Obsessive Revenge

Description

It started as revenge, then turned into obsession. Now it is the one thing that will soothe my soul and bring me peace of mind. 

Foreword

All my life I've loved food. I ate to my heart (and stomach's) content; that became my downfall. The turning point in my life was when I was at my greatest weight, in front of all my classmates. The one thing I had counted on to save me from embarrassment was a chair. In my trauma, I focused all the blame on that chair. It had failed me just as it had failed to do the one thing it was created for. When I began accumulating my fortune, I finally found the means to support my warped revenge; I now seek and collect the distorted corpses of chairs.

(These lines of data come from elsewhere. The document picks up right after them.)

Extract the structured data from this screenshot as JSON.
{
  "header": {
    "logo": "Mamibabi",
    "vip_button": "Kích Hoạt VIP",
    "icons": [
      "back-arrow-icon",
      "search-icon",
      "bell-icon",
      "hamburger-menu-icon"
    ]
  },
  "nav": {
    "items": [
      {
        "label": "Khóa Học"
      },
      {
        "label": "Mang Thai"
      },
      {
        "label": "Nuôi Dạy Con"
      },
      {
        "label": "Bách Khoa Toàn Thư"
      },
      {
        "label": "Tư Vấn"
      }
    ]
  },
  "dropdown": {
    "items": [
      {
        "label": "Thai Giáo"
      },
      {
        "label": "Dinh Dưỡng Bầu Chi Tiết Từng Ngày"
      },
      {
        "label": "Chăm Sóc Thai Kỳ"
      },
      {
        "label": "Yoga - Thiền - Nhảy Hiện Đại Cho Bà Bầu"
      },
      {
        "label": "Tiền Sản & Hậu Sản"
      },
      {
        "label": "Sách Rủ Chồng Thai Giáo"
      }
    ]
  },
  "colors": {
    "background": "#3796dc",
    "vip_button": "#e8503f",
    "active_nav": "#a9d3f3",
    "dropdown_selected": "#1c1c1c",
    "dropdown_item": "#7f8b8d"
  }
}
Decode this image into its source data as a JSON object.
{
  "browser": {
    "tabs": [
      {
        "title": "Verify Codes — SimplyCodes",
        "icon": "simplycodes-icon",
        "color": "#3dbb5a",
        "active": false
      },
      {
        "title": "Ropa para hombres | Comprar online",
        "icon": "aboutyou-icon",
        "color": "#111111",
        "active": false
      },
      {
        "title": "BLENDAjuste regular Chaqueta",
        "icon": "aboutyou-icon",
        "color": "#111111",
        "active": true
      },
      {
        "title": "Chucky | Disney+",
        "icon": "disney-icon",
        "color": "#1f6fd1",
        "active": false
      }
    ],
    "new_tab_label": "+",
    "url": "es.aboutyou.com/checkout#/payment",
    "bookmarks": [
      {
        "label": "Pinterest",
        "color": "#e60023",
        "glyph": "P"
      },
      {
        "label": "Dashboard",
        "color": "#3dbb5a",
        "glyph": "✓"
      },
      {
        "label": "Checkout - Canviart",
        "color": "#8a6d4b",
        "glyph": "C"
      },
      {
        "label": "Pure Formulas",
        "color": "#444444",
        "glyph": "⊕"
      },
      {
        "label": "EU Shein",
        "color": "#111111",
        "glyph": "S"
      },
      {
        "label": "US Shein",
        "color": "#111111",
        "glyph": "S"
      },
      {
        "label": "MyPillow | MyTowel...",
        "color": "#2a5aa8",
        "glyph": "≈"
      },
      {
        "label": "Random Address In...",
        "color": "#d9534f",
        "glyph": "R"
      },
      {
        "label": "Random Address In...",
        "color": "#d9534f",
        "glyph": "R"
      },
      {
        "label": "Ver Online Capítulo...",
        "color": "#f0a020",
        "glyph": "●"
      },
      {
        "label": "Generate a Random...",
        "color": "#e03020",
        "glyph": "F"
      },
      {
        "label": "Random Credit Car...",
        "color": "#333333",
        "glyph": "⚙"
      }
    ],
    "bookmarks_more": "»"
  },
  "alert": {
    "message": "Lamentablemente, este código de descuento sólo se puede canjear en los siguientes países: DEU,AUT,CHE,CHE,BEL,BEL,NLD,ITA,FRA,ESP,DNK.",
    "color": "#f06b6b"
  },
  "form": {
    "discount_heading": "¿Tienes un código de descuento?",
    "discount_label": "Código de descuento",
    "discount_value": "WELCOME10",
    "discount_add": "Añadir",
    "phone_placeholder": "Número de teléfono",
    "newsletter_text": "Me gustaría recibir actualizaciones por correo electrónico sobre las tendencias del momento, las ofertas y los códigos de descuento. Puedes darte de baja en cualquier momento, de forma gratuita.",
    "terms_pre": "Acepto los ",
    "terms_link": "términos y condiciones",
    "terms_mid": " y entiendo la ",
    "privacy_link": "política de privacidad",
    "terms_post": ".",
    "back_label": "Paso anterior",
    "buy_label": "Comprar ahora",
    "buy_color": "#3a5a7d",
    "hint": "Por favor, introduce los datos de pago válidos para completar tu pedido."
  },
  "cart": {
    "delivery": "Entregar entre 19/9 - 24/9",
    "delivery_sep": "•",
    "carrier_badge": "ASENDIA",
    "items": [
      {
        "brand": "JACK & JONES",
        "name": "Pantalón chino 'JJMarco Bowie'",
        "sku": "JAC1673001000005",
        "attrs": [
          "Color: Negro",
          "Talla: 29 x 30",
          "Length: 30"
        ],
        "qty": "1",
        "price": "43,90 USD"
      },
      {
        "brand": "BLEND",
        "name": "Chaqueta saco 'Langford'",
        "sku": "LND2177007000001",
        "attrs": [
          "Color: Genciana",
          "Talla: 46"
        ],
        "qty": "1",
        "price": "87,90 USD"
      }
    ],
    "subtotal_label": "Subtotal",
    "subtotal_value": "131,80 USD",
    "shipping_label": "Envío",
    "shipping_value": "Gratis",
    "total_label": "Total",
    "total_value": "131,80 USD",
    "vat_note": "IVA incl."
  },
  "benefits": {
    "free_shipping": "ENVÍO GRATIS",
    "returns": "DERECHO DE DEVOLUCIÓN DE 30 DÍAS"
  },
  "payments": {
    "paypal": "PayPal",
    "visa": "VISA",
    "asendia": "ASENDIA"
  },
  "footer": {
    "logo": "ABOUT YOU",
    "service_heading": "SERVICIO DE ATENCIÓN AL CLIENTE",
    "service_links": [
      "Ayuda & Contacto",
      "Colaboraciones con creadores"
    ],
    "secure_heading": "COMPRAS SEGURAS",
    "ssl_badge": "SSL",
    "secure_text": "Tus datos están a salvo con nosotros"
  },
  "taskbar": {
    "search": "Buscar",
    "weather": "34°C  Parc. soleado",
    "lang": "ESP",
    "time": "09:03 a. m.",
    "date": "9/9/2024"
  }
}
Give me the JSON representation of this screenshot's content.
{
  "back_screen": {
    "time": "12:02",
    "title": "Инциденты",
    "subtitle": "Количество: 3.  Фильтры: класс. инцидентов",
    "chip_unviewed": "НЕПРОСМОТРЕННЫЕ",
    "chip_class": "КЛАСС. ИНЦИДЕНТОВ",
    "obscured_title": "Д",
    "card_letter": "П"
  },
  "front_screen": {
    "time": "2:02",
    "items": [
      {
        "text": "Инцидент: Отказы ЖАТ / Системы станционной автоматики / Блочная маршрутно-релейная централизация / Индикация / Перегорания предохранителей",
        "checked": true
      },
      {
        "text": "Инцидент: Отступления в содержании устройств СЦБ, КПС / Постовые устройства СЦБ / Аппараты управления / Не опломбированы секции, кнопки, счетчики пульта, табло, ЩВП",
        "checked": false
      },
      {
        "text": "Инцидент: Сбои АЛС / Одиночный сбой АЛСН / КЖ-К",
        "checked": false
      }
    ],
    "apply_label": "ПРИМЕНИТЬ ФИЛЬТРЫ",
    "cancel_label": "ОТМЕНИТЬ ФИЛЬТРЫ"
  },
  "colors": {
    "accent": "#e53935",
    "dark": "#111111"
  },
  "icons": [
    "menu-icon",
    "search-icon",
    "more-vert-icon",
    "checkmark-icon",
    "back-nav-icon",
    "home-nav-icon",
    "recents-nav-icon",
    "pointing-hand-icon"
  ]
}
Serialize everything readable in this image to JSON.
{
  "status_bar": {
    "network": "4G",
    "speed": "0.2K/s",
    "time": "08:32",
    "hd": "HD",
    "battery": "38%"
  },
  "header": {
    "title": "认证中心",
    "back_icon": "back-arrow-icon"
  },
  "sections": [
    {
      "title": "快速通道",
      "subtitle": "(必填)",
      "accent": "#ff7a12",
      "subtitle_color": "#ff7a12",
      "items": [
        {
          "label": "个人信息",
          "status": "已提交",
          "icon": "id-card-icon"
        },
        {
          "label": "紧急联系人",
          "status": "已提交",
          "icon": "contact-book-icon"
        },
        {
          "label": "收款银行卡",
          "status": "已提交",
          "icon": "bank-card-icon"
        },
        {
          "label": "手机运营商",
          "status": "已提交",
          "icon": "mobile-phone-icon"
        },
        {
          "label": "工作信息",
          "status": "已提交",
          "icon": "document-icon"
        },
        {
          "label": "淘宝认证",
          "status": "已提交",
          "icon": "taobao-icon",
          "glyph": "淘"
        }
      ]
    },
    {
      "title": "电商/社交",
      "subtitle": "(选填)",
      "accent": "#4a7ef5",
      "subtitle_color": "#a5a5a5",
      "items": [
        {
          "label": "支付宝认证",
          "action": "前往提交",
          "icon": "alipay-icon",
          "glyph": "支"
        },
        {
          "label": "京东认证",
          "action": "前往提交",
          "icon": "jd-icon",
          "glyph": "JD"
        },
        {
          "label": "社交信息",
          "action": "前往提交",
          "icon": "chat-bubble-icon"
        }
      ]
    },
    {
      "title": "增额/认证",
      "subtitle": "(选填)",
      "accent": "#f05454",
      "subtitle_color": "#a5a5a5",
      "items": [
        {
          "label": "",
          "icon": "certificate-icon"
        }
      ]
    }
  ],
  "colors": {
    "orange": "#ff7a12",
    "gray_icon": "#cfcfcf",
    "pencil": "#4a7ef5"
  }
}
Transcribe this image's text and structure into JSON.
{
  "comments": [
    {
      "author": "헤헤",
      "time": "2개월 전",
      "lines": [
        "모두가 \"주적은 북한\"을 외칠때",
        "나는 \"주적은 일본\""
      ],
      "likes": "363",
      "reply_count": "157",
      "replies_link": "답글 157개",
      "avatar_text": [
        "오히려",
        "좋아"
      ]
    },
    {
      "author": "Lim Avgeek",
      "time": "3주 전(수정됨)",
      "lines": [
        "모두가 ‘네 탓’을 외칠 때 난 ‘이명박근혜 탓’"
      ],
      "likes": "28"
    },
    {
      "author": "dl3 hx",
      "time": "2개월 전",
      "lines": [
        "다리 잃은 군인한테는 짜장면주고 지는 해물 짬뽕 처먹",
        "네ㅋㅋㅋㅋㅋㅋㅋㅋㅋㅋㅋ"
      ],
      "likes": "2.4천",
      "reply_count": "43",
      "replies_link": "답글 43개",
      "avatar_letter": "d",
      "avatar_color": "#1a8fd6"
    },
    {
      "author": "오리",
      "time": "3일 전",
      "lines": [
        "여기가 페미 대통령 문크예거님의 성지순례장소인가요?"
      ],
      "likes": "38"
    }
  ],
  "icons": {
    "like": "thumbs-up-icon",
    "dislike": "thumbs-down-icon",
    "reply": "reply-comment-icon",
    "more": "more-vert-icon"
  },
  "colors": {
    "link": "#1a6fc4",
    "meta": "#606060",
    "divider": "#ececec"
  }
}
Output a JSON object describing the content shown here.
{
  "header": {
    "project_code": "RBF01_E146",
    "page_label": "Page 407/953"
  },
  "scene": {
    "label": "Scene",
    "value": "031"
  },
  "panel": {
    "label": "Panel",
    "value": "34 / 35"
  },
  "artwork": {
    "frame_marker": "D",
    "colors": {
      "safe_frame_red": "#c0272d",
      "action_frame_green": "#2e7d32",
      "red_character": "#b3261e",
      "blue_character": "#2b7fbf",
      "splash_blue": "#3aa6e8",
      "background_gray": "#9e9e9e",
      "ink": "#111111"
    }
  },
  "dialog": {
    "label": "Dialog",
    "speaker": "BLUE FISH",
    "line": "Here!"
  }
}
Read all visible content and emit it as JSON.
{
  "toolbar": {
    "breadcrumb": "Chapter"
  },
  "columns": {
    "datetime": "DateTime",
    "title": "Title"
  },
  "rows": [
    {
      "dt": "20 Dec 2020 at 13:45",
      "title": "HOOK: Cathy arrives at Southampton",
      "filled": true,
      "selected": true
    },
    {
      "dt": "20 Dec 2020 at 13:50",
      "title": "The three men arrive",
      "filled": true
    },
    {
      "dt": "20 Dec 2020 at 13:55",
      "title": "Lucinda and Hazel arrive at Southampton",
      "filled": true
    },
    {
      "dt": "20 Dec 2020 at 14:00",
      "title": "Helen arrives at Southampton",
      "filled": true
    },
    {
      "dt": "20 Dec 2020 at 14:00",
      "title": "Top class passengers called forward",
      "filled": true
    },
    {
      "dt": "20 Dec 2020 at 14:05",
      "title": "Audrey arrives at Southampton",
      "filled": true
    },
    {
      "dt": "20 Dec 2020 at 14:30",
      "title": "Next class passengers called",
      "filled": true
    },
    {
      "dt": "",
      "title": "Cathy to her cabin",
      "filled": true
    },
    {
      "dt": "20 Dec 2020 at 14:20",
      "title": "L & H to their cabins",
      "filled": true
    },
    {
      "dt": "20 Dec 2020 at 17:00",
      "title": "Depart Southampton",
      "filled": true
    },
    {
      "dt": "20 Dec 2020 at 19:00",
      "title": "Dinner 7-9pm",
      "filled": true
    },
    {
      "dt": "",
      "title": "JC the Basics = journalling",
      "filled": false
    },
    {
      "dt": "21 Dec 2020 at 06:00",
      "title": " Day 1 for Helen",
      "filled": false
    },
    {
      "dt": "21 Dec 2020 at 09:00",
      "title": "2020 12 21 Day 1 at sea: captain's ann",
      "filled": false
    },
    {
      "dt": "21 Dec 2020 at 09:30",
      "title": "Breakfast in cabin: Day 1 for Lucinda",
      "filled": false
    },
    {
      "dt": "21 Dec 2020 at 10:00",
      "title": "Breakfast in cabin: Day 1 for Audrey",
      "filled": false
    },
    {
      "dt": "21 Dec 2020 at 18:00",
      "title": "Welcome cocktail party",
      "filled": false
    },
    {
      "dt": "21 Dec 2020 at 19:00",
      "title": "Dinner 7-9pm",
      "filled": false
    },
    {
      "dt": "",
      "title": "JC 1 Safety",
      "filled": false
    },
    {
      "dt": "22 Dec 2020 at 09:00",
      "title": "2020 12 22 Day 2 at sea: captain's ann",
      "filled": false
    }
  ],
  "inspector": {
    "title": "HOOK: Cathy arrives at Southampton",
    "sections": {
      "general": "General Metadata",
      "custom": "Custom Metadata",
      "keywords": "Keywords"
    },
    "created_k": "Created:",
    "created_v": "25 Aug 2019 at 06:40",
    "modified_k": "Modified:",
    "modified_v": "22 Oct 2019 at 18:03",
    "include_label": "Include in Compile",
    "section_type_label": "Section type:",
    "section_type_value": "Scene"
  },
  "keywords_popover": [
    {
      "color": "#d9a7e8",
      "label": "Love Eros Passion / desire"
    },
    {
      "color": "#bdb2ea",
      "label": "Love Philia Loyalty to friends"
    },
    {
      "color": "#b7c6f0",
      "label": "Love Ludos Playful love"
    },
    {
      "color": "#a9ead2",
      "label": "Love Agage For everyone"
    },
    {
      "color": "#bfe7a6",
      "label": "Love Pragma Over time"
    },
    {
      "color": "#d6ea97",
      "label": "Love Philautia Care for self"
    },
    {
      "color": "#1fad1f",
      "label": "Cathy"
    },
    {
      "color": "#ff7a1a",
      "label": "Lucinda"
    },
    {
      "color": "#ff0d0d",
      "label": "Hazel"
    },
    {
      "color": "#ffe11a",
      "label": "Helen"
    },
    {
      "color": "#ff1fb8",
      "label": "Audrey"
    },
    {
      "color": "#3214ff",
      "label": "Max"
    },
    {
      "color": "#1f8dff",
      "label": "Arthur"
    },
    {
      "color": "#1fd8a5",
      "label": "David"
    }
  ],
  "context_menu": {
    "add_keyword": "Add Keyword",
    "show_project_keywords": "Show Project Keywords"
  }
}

Call it art if you must, but it IS revenge. These that I find were not created to bear weight comfortably, some not at all. Under my ownership, they will never live out their purpose in life and so they will not live at all. They are corpses, a shell of their former selves, dying, if not already dead. And yet hours upon hours, day in and day out, staring at my collection of bones, these creatures of creation taunted me with their useless beauties. How is it that I've come to see myself in these distortions? Am I, too, nothing more that just a pretty face? Do I flaunt my looks and extravagance to no use? What do I offer the world but a worthy glance? This shell of a body that houses my misunderstood mind and my listless soul. How has my lonesome heart come to find its home in all these odd creations of perpetual beauty in so simple an object of every day life?